The involvement of caspase in cell death distinguished apoptosis from other type of cell death (Pfeffer and Singh, 2018; Jan and Gul-e-Saba, 2019). To examine whether the death of A549 induced by the cell treatment with brazilin occurred through apoptosis, the expression of p53, caspase-9, and caspase-3 were evaluated using immunocytochemistry. Brazilin increased the expression of p53 protein in dose dependent manner. Accumulation of p53 on nuclear cells will promote the transcription of Bax and in contrary suppressed the transcription of BCL-2. The increased ratio of Bax/BCL-2 initiates the activation of apoptosis. Bax plays its role by increasing the permeability of mitochondrial membrane to release cytochrome C. The release of cytochrome C from mitochondrial intermembrane space into cytoplasm initiate the formation of apoptosome (Jan and Gul-e-Saba, 2019).

This study also showed that treatment of A549 cell with brazilin during 24 hours increased the expression of caspase-9 and caspase-3 in dose dependent manner. The increase of caspase-9 and caspase 3 supported the apoptotic mechanism induced by brazilin. Caspase-9 is one of initiator caspase activated through intrinsic apoptotic pathway. The inactive form, procaspase-9, combines with cytochrome C and Apaf1 to form apoptosome. Apoptosome will induce the activity of caspase-9 to activate caspase-3 signaling cascade (Pfeffer and Singh, 2018). This cascade will end up with the death of cancer cells.

The data of this study supported previous study on the potential anti-cancer activity of Caesalpinia sappan. Another compound of Caesalpinia sappan wood, sappanchalchone, was reported to induce apoptosis on colon cancer cell line. Sappanchalchone induced apoptosis on HCT116 and SW480 by activating caspase signaling cascade (Seo et al., 2020). Kwak et al., (2021) also reported that 3-deoxysappanchalcone induce apoptosis on human esophageal cell by activating ROS-induce mediated apoptosis.
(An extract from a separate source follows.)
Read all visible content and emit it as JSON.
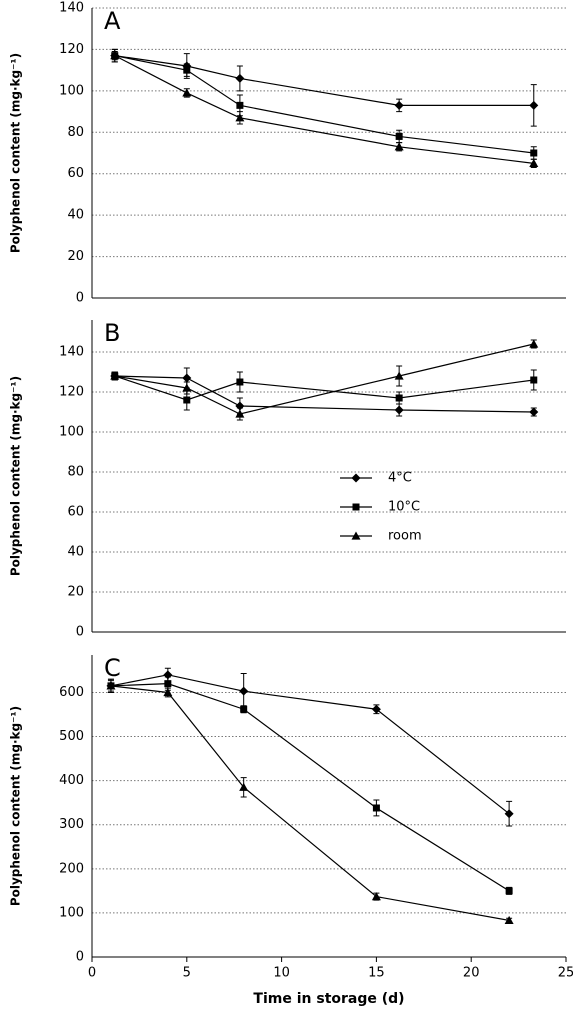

Those reported studies indicated that natural compounds which are originating from the daily consumed plant, could give beneficial use to complement the standard lung cancer therapy. Considering all of the data, this study concludes the potency of brazilin as a cancer chemotherapeutic agent targeting on apoptosis.

Author Contribution Statement

Suyatmi Suyatmi performed the research design, experimental work, and writing the manuscript. Ambar Mudigdo, Bambang Purwanto, and Dono Indarto shared equal contribution on the research design and the manuscript proof reading, Fikar Arsyad Hakim and Dyah Ika Krisnawati contributes in data analysis and manuscript writing.